UAE is targeting 25 percent global market share of low-carbon hydrogen by 2030.
Giving an overview of the country’s clean energy plans, Al-Ali said half of the planned 6 gigawatts of solar energy is operational and the rest will be come onstream in the next few months while the first of the two waste-to-energy projects will start operations this year and the other next year.
“We are heading towards achieving 24 percent renewable energy target in the next couple of years,” he said.
The official said projects are also underway to reduce the country’s industrial carbon footprint.
Last month, ADNOC announced a $3.6 billion project to interlink its offshore production wells to clean power sources onshore through a sub-sea power cable network, a first-of-its-kind project in the MENA region.
“This will allow us to use clean energy in all our onshore and offshore oil and gas operations,” explained Al-Ali.
He also underlined that the UAE had exhibited its global leadership in carbon capture technology through the 800,000 tonne Al Reyadah carbon capture plant, whose capacity is set to increase five-fold to five million tonnes per year to support the country’s climate plans.
Role of gas
Speaking on the role of gas in the context of net zero, Hatem Al Mosa, Chief Executive Officer, Sharjah National Oil Corporation pointed out that gas would be the main transition fuel in the net zero roadmap, which also includes hydrogen replacing gas sometime in the future but infrastructure, in terms gas storage, energy storage, hydrogen storage and transport, has a key role to play.

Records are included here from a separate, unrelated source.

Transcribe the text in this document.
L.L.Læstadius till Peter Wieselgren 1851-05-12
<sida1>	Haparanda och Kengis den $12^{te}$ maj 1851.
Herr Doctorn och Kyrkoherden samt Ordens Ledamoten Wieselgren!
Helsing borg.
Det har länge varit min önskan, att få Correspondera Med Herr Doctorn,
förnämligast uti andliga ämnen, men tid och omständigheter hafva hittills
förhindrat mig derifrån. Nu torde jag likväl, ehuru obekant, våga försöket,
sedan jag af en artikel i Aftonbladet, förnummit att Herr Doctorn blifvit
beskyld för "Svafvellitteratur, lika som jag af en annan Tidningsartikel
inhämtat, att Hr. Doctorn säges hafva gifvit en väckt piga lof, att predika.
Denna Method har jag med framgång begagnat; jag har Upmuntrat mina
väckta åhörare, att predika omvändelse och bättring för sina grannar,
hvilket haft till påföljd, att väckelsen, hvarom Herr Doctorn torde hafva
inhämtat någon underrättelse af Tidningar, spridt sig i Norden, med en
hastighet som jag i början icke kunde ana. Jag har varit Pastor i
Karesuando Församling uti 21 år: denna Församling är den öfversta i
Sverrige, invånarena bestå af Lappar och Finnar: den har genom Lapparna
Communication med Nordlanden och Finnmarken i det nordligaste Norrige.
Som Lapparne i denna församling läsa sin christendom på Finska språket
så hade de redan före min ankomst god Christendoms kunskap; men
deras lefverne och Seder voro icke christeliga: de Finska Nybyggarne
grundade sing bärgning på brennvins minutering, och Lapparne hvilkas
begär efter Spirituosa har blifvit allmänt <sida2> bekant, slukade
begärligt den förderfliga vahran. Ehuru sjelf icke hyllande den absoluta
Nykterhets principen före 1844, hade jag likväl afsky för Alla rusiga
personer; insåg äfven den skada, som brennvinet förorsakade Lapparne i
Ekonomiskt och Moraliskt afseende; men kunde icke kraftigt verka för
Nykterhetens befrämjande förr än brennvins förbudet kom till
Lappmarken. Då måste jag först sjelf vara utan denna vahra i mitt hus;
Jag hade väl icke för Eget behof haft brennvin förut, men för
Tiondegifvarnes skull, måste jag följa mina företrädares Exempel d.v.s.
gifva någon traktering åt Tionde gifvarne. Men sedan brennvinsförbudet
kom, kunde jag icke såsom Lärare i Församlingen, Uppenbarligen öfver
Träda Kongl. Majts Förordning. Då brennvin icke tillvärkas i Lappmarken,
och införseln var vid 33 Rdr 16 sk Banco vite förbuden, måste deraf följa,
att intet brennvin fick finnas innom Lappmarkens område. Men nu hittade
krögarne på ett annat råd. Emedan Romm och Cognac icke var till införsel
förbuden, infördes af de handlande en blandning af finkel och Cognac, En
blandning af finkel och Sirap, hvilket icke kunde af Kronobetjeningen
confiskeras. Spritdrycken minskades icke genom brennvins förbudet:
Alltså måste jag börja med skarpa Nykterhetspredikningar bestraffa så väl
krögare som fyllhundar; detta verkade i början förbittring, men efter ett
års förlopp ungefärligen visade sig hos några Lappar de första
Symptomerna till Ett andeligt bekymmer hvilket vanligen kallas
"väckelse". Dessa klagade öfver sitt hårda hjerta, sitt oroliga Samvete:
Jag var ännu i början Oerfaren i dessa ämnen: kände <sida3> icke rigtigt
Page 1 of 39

Explaining the economics of hydrogen, Al-Mosa said, “All the process downstream to convert gas into blue hydrogen is extra cost. We have to make significant advances in the technology to make green hydrogen affordable.”

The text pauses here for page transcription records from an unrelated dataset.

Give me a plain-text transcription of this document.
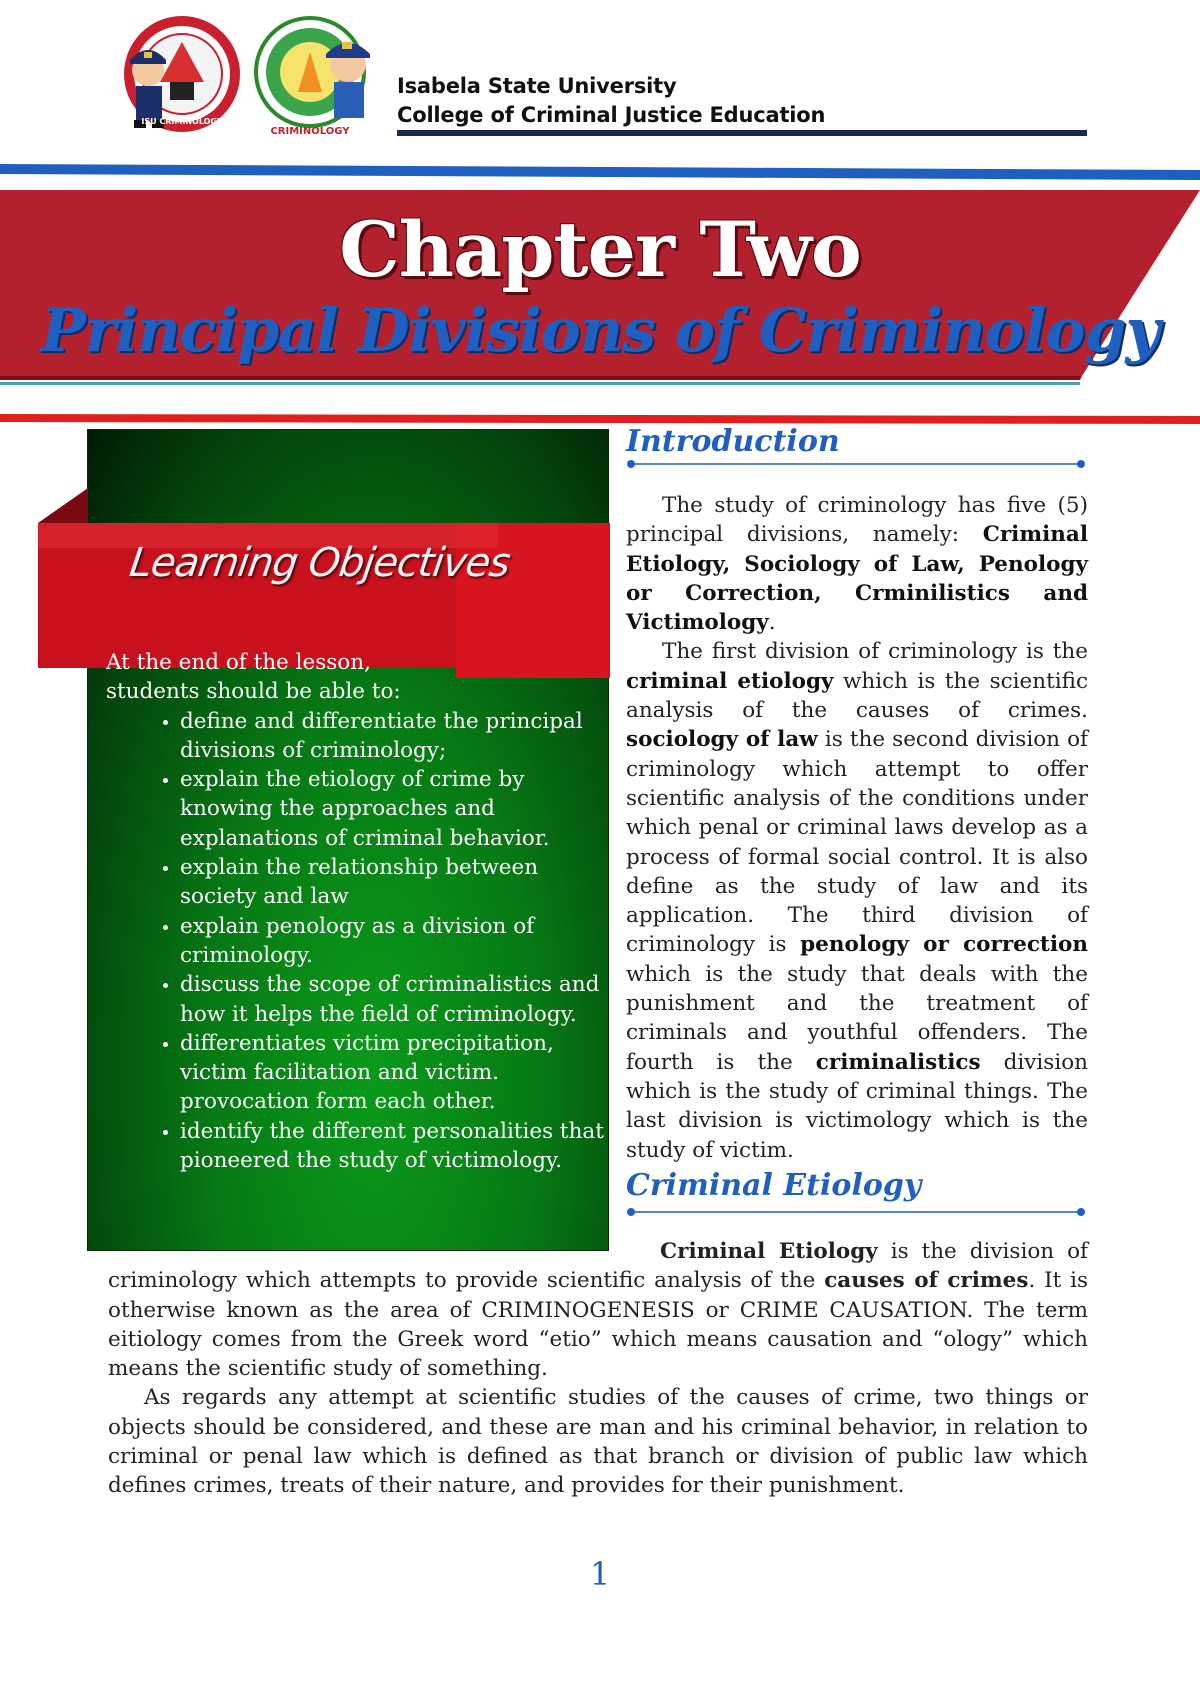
ISU CRIMINOLOGY
CRIMINOLOGY
Isabela State University
College of Criminal Justice Education
Chapter Two
Principal Divisions of Criminology
Learning Objectives
At the end of the lesson,
students should be able to:
• define and differentiate the principal divisions of criminology;
• explain the etiology of crime by knowing the approaches and explanations of criminal behavior.
• explain the relationship between society and law
• explain penology as a division of criminology.
• discuss the scope of criminalistics and how it helps the field of criminology.
• differentiates victim precipitation, victim facilitation and victim. provocation form each other.
• identify the different personalities that pioneered the study of victimology.
Introduction

The study of criminology has five (5) principal divisions, namely: Criminal Etiology, Sociology of Law, Penology or Correction, Crminilistics and Victimology.

The first division of criminology is the criminal etiology which is the scientific analysis of the causes of crimes. sociology of law is the second division of criminology which attempt to offer scientific analysis of the conditions under which penal or criminal laws develop as a process of formal social control. It is also define as the study of law and its application. The third division of criminology is penology or correction which is the study that deals with the punishment and the treatment of criminals and youthful offenders. The fourth is the criminalistics division which is the study of criminal things. The last division is victimology which is the study of victim.

Criminal Etiology

Criminal Etiology is the division of criminology which attempts to provide scientific analysis of the causes of crimes. It is otherwise known as the area of CRIMINOGENESIS or CRIME CAUSATION. The term eitiology comes from the Greek word “etio” which means causation and “ology” which means the scientific study of something.

As regards any attempt at scientific studies of the causes of crime, two things or objects should be considered, and these are man and his criminal behavior, in relation to criminal or penal law which is defined as that branch or division of public law which defines crimes, treats of their nature, and provides for their punishment.

1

“The capital cost for middle grade hydrogen is about $18 per million BTU (British Thermal Unit), primarily because the electrodes are very expensive and have less than five years of life…that technology has to be significantly improved where you can double the lifetime of the electrodes and halve the cost.”
He said considering the historic gas prices of $10 to $15 per million BTU and six cent per KWh [kilowatt hour] for electricity, the cost for blue hydrogen works out to gas price plus $7 and for green hydrogen, it works out to about $40 (per million btu).

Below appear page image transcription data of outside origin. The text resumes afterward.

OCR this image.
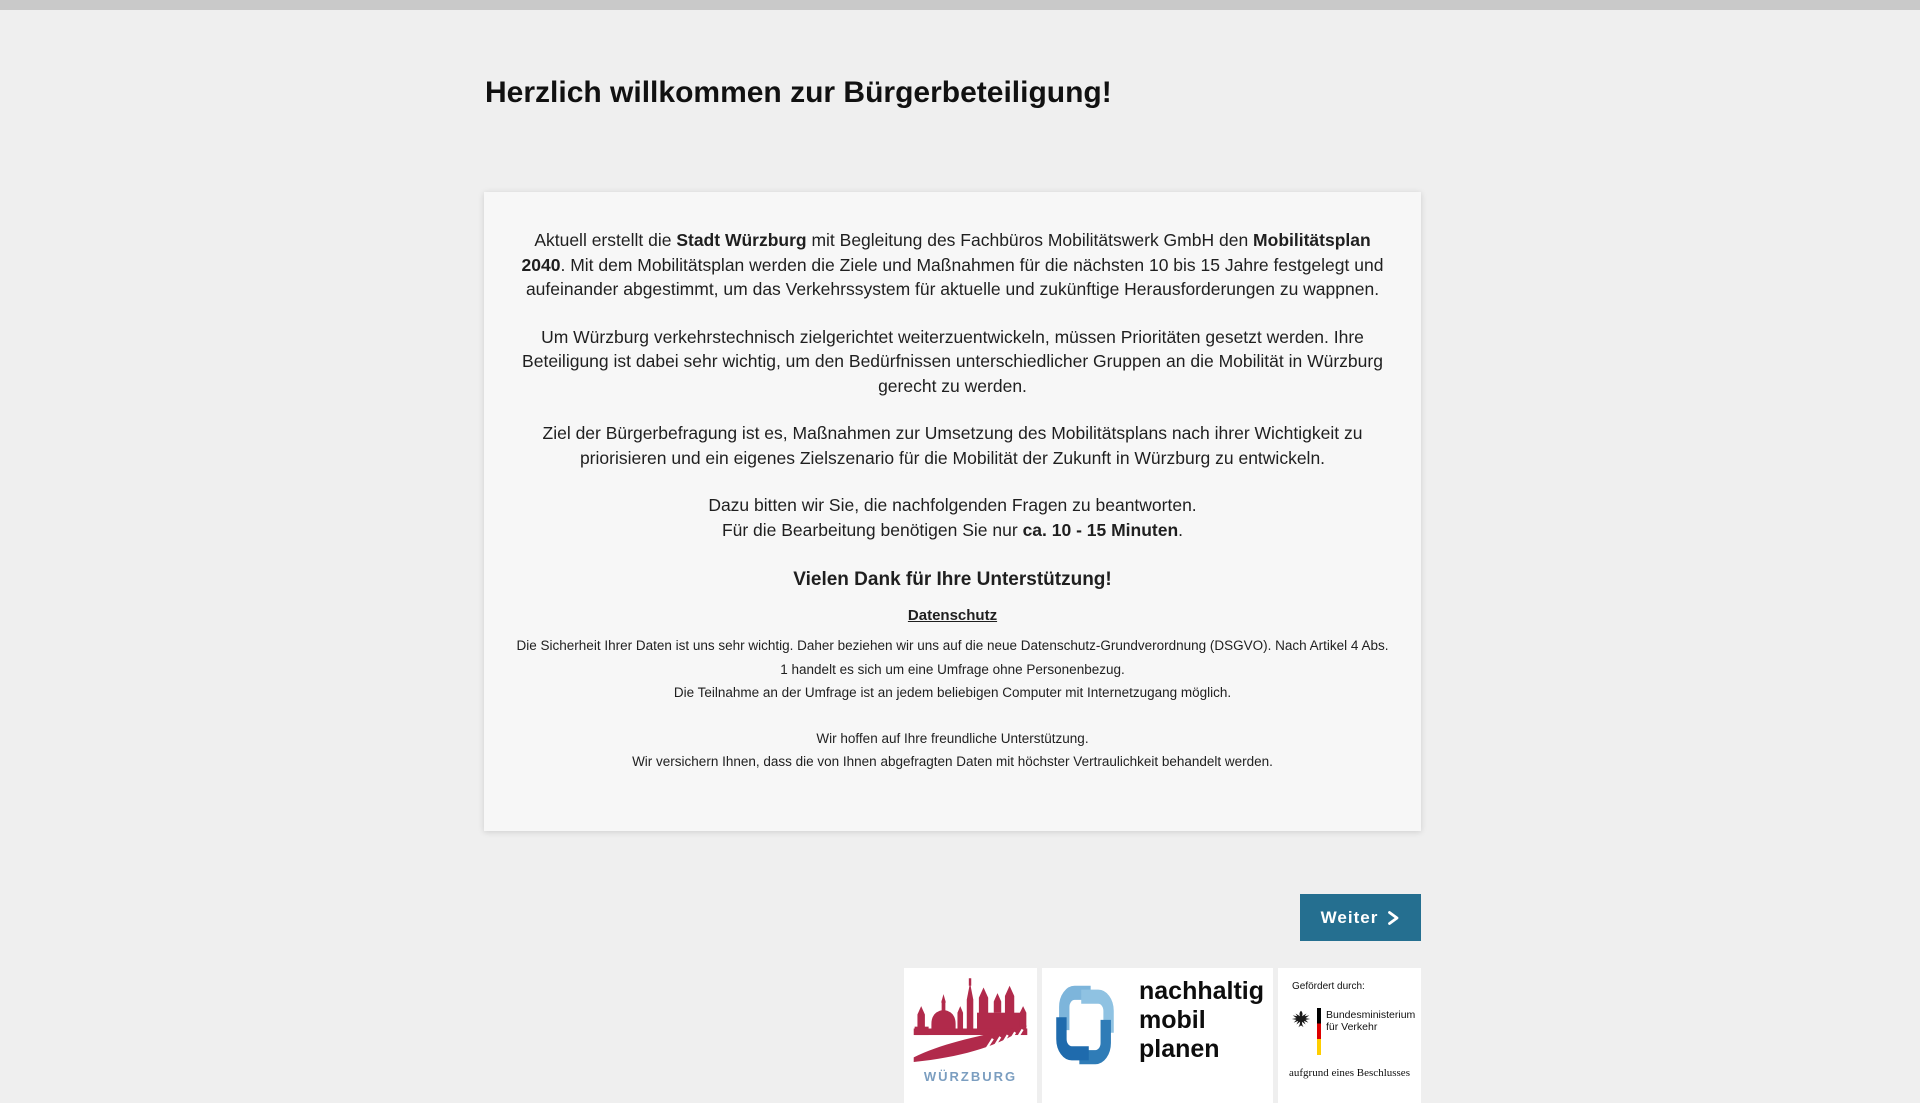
Herzlich willkommen zur Bürgerbeteiligung!

Aktuell erstellt die Stadt Würzburg mit Begleitung des Fachbüros Mobilitätswerk GmbH den Mobilitätsplan 2040. Mit dem Mobilitätsplan werden die Ziele und Maßnahmen für die nächsten 10 bis 15 Jahre festgelegt und aufeinander abgestimmt, um das Verkehrssystem für aktuelle und zukünftige Herausforderungen zu wappnen.

Um Würzburg verkehrstechnisch zielgerichtet weiterzuentwickeln, müssen Prioritäten gesetzt werden. Ihre Beteiligung ist dabei sehr wichtig, um den Bedürfnissen unterschiedlicher Gruppen an die Mobilität in Würzburg gerecht zu werden.

Ziel der Bürgerbefragung ist es, Maßnahmen zur Umsetzung des Mobilitätsplans nach ihrer Wichtigkeit zu priorisieren und ein eigenes Zielszenario für die Mobilität der Zukunft in Würzburg zu entwickeln.

Dazu bitten wir Sie, die nachfolgenden Fragen zu beantworten.
Für die Bearbeitung benötigen Sie nur ca. 10 - 15 Minuten.

Vielen Dank für Ihre Unterstützung!
Datenschutz
Die Sicherheit Ihrer Daten ist uns sehr wichtig. Daher beziehen wir uns auf die neue Datenschutz-Grundverordnung (DSGVO). Nach Artikel 4 Abs. 1 handelt es sich um eine Umfrage ohne Personenbezug.
Die Teilnahme an der Umfrage ist an jedem beliebigen Computer mit Internetzugang möglich.
Wir hoffen auf Ihre freundliche Unterstützung.
Wir versichern Ihnen, dass die von Ihnen abgefragten Daten mit höchster Vertraulichkeit behandelt werden.
Weiter
WÜRZBURG
nachhaltig
mobil
planen
Gefördert durch:
Bundesministerium
für Verkehr
aufgrund eines Beschlusses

“But Abu Dhabi achieved less than one and ½ US$ cents per KWh (for solar electricity). If this price or even lower can be achieved everywhere … with time that would significantly reduce the bill. Eventually green hydrogen could easily become less than $15 or maybe even less than $10,” in 10 years,” he noted.
Al-Ali ruled out subsidies to help the hydrogen industry, noting that “we need to support R&D and provide the legal infrastructure to make the project happen, but the project has to prove itself.”